At moments such as this, when our national attention is focused on the intersection of race and violence, my prayer is that we constructively channel our energies into solidarity around work that will demonstrate our capacity to dignify and value young black men. We must channel ourselves into work that will create safer communities through sensible gun laws. We must channel ourselves into work for sentencing reform and other measures to keep youth of color from filling up our jails and prison. We must channel ourselves into work to create more educational and employment opportunities.

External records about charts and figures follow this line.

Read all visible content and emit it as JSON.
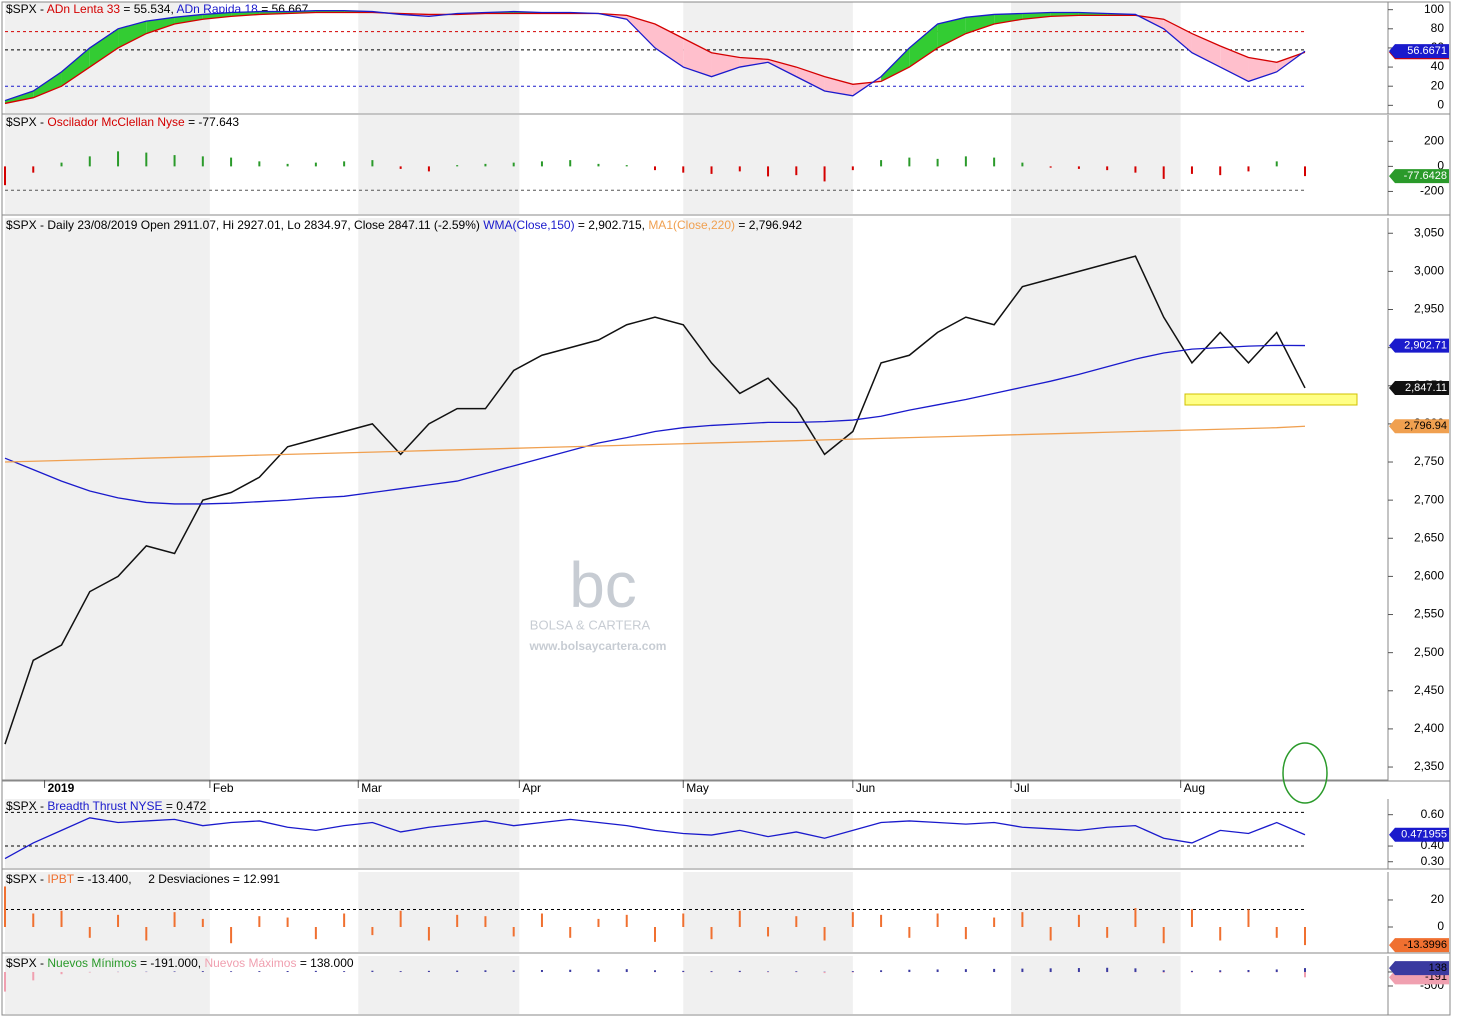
{
  "chart_data": [
    {
      "type": "line",
      "header": [
        {
          "text": "$SPX - ",
          "color": "#000000"
        },
        {
          "text": "ADn Lenta 33",
          "color": "#d40000"
        },
        {
          "text": " = 55.534, ",
          "color": "#000000"
        },
        {
          "text": "ADn Rapida 18",
          "color": "#1a1acc"
        },
        {
          "text": " = 56.667",
          "color": "#000000"
        }
      ],
      "ylim": [
        -8,
        108
      ],
      "yticks": [
        100,
        80,
        60,
        40,
        20,
        0
      ],
      "hlines": [
        {
          "value": 77,
          "color": "#d40000"
        },
        {
          "value": 58,
          "color": "#000000"
        },
        {
          "value": 20,
          "color": "#1a1acc"
        }
      ],
      "fill_between": [
        1,
        0
      ],
      "fill_colors": [
        "#33cc33",
        "#ffbfcc"
      ],
      "series": [
        {
          "name": "ADn Lenta 33",
          "color": "#d40000",
          "label_text": "#ffffff",
          "values": [
            2,
            8,
            20,
            40,
            60,
            75,
            85,
            90,
            93,
            95,
            96,
            97,
            97,
            97,
            96,
            95,
            95,
            96,
            96,
            96,
            96,
            96,
            94,
            85,
            70,
            55,
            50,
            48,
            40,
            30,
            22,
            25,
            40,
            60,
            75,
            85,
            90,
            93,
            94,
            94,
            94,
            90,
            75,
            62,
            50,
            45,
            55.534
          ]
        },
        {
          "name": "ADn Rapida 18",
          "color": "#1a1acc",
          "label_text": "#ffffff",
          "values": [
            5,
            15,
            35,
            60,
            80,
            88,
            92,
            95,
            97,
            98,
            98,
            99,
            99,
            98,
            95,
            93,
            96,
            97,
            98,
            97,
            97,
            96,
            90,
            60,
            40,
            30,
            40,
            45,
            30,
            15,
            10,
            30,
            60,
            85,
            92,
            95,
            96,
            97,
            97,
            96,
            95,
            80,
            55,
            40,
            25,
            35,
            56.6671
          ]
        }
      ]
    },
    {
      "type": "bar",
      "header": [
        {
          "text": "$SPX - ",
          "color": "#000000"
        },
        {
          "text": "Oscilador McClellan Nyse",
          "color": "#d40000"
        },
        {
          "text": " = -77.643",
          "color": "#000000"
        }
      ],
      "ylim": [
        -380,
        410
      ],
      "yticks": [
        200,
        0,
        -200
      ],
      "hlines": [
        {
          "value": -190,
          "color": "#555555"
        }
      ],
      "series": [
        {
          "name": "Oscilador McClellan Nyse",
          "color": "#2a9a2a",
          "negative_color": "#d40000",
          "label_text": "#ffffff",
          "values": [
            -150,
            -50,
            30,
            80,
            120,
            110,
            90,
            80,
            70,
            40,
            20,
            30,
            40,
            50,
            -20,
            -40,
            10,
            20,
            30,
            40,
            50,
            20,
            10,
            -30,
            -50,
            -60,
            -40,
            -80,
            -70,
            -120,
            -30,
            50,
            70,
            60,
            80,
            70,
            30,
            -10,
            -20,
            -30,
            -50,
            -100,
            -60,
            -70,
            -40,
            40,
            -77.6428
          ]
        }
      ]
    },
    {
      "type": "line",
      "header": [
        {
          "text": "$SPX - Daily 23/08/2019 Open 2911.07, Hi 2927.01, Lo 2834.97, Close 2847.11 (-2.59%) ",
          "color": "#000000"
        },
        {
          "text": "WMA(Close,150)",
          "color": "#1a1acc"
        },
        {
          "text": " = 2,902.715, ",
          "color": "#000000"
        },
        {
          "text": "MA1(Close,220)",
          "color": "#f0a050"
        },
        {
          "text": " = 2,796.942",
          "color": "#000000"
        }
      ],
      "ylim": [
        2333,
        3070
      ],
      "yticks": [
        {
          "value": 3050,
          "label": "3,050"
        },
        {
          "value": 3000,
          "label": "3,000"
        },
        {
          "value": 2950,
          "label": "2,950"
        },
        {
          "value": 2900,
          "label": "2,900"
        },
        {
          "value": 2850,
          "label": "2,850"
        },
        {
          "value": 2800,
          "label": "2,800"
        },
        {
          "value": 2750,
          "label": "2,750"
        },
        {
          "value": 2700,
          "label": "2,700"
        },
        {
          "value": 2650,
          "label": "2,650"
        },
        {
          "value": 2600,
          "label": "2,600"
        },
        {
          "value": 2550,
          "label": "2,550"
        },
        {
          "value": 2500,
          "label": "2,500"
        },
        {
          "value": 2450,
          "label": "2,450"
        },
        {
          "value": 2400,
          "label": "2,400"
        },
        {
          "value": 2350,
          "label": "2,350"
        }
      ],
      "xlim": [
        0,
        46
      ],
      "xticks": [
        {
          "value": 1.4,
          "label": "2019"
        },
        {
          "value": 7.25,
          "label": "Feb"
        },
        {
          "value": 12.5,
          "label": "Mar"
        },
        {
          "value": 18.2,
          "label": "Apr"
        },
        {
          "value": 24,
          "label": "May"
        },
        {
          "value": 30,
          "label": "Jun"
        },
        {
          "value": 35.6,
          "label": "Jul"
        },
        {
          "value": 41.6,
          "label": "Aug"
        }
      ],
      "series": [
        {
          "name": "Close",
          "color": "#111111",
          "label_text": "#ffffff",
          "values": [
            2380,
            2490,
            2510,
            2580,
            2600,
            2640,
            2630,
            2700,
            2710,
            2730,
            2770,
            2780,
            2790,
            2800,
            2760,
            2800,
            2820,
            2820,
            2870,
            2890,
            2900,
            2910,
            2930,
            2940,
            2930,
            2880,
            2840,
            2860,
            2820,
            2760,
            2790,
            2880,
            2890,
            2920,
            2940,
            2930,
            2980,
            2990,
            3000,
            3010,
            3020,
            2940,
            2880,
            2920,
            2880,
            2920,
            2847.11
          ],
          "value_labels": {
            "46": "2,847.11"
          }
        },
        {
          "name": "WMA(Close,150)",
          "color": "#1a1acc",
          "label_text": "#ffffff",
          "values": [
            2755,
            2740,
            2725,
            2712,
            2703,
            2697,
            2695,
            2695,
            2696,
            2698,
            2700,
            2703,
            2705,
            2710,
            2715,
            2720,
            2725,
            2735,
            2745,
            2755,
            2765,
            2775,
            2782,
            2790,
            2795,
            2798,
            2800,
            2802,
            2802,
            2803,
            2805,
            2810,
            2818,
            2825,
            2832,
            2840,
            2848,
            2856,
            2865,
            2875,
            2885,
            2893,
            2898,
            2900,
            2902,
            2903,
            2902.715
          ],
          "value_labels": {
            "46": "2,902.71"
          }
        },
        {
          "name": "MA1(Close,220)",
          "color": "#f0a050",
          "label_text": "#000000",
          "values": [
            2750,
            2751,
            2752,
            2753,
            2754,
            2755,
            2756,
            2757,
            2758,
            2759,
            2760,
            2761,
            2762,
            2763,
            2764,
            2765,
            2766,
            2767,
            2768,
            2769,
            2770,
            2771,
            2772,
            2773,
            2774,
            2775,
            2776,
            2777,
            2778,
            2779,
            2780,
            2781,
            2782,
            2783,
            2784,
            2785,
            2786,
            2787,
            2788,
            2789,
            2790,
            2791,
            2792,
            2793,
            2794,
            2795,
            2796.942
          ],
          "value_labels": {
            "46": "2,796.94"
          }
        }
      ]
    },
    {
      "type": "line",
      "header": [
        {
          "text": "$SPX - ",
          "color": "#000000"
        },
        {
          "text": "Breadth Thrust NYSE",
          "color": "#1a1acc"
        },
        {
          "text": " = 0.472",
          "color": "#000000"
        }
      ],
      "ylim": [
        0.26,
        0.7
      ],
      "yticks": [
        {
          "value": 0.6,
          "label": "0.60"
        },
        {
          "value": 0.4,
          "label": "0.40"
        },
        {
          "value": 0.3,
          "label": "0.30"
        }
      ],
      "hlines": [
        {
          "value": 0.615,
          "color": "#000000"
        },
        {
          "value": 0.4,
          "color": "#000000"
        }
      ],
      "series": [
        {
          "name": "Breadth Thrust NYSE",
          "color": "#1a1acc",
          "label_text": "#ffffff",
          "values": [
            0.32,
            0.42,
            0.5,
            0.58,
            0.55,
            0.56,
            0.57,
            0.53,
            0.55,
            0.56,
            0.52,
            0.5,
            0.53,
            0.55,
            0.49,
            0.52,
            0.54,
            0.56,
            0.53,
            0.55,
            0.57,
            0.55,
            0.53,
            0.5,
            0.48,
            0.47,
            0.5,
            0.46,
            0.49,
            0.45,
            0.5,
            0.55,
            0.56,
            0.55,
            0.54,
            0.55,
            0.52,
            0.51,
            0.5,
            0.52,
            0.53,
            0.45,
            0.42,
            0.5,
            0.48,
            0.55,
            0.471955
          ]
        }
      ]
    },
    {
      "type": "bar",
      "header": [
        {
          "text": "$SPX - ",
          "color": "#000000"
        },
        {
          "text": "IPBT",
          "color": "#f07030"
        },
        {
          "text": " = -13.400,     2 Desviaciones = 12.991",
          "color": "#000000"
        }
      ],
      "ylim": [
        -18.5,
        40.7
      ],
      "yticks": [
        20,
        0
      ],
      "hlines": [
        {
          "value": 12.991,
          "color": "#000000"
        }
      ],
      "series": [
        {
          "name": "IPBT",
          "color": "#f07030",
          "label_text": "#000000",
          "values": [
            30,
            10,
            12,
            -8,
            9,
            -10,
            11,
            6,
            -12,
            8,
            7,
            -9,
            10,
            -6,
            12,
            -10,
            9,
            8,
            -7,
            10,
            -8,
            6,
            9,
            -11,
            10,
            -9,
            12,
            -7,
            8,
            -10,
            11,
            9,
            -8,
            10,
            -9,
            7,
            11,
            -10,
            9,
            -8,
            14,
            -12,
            13,
            -10,
            13,
            -8,
            -13.3996
          ]
        }
      ]
    },
    {
      "type": "bar",
      "header": [
        {
          "text": "$SPX - ",
          "color": "#000000"
        },
        {
          "text": "Nuevos Mínimos",
          "color": "#2a9a2a"
        },
        {
          "text": " = -191.000, ",
          "color": "#000000"
        },
        {
          "text": "Nuevos Máximos",
          "color": "#f0a0b0"
        },
        {
          "text": " = 138.000",
          "color": "#000000"
        }
      ],
      "ylim": [
        -1500,
        570
      ],
      "yticks": [
        0,
        -500
      ],
      "series": [
        {
          "name": "Nuevos Mínimos",
          "color": "#f0a0b0",
          "label_text": "#000000",
          "values": [
            -700,
            -300,
            -80,
            -20,
            -10,
            -8,
            -5,
            -5,
            -4,
            -3,
            -3,
            -2,
            -4,
            -3,
            -6,
            -5,
            -3,
            -2,
            -2,
            -3,
            -2,
            -3,
            -4,
            -8,
            -10,
            -12,
            -8,
            -15,
            -12,
            -40,
            -20,
            -5,
            -4,
            -3,
            -3,
            -4,
            -5,
            -6,
            -5,
            -8,
            -10,
            -30,
            -20,
            -25,
            -15,
            -10,
            -191
          ]
        },
        {
          "name": "Nuevos Máximos",
          "color": "#3a3aa0",
          "label_text": "#000000",
          "values": [
            0,
            0,
            0,
            2,
            5,
            10,
            20,
            30,
            25,
            30,
            35,
            40,
            30,
            45,
            30,
            40,
            50,
            60,
            55,
            70,
            80,
            90,
            100,
            60,
            40,
            30,
            40,
            20,
            25,
            10,
            30,
            60,
            80,
            90,
            100,
            110,
            120,
            130,
            140,
            150,
            130,
            60,
            40,
            60,
            70,
            90,
            138
          ]
        }
      ]
    }
  ],
  "watermark": {
    "logo": "bc",
    "name": "BOLSA & CARTERA",
    "url": "www.bolsaycartera.com"
  }
}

As voices of moral authority, it's past time for clergy and religious leaders to move beyond simply encouraging their congregations to act, but to step down from the pulpit and lead by example to ensure all of God's children are alive and free, whether they're black, brown or white; wearing a hoodie or a business suit.
In the final analysis, it's not about the verdict, it's about our collective values. Are we, as a nation, willing to value young black life? Are we willing to amplify these values through our personal relationships, public policies, and justice systems?
Are we willing to appeal the guilty verdict?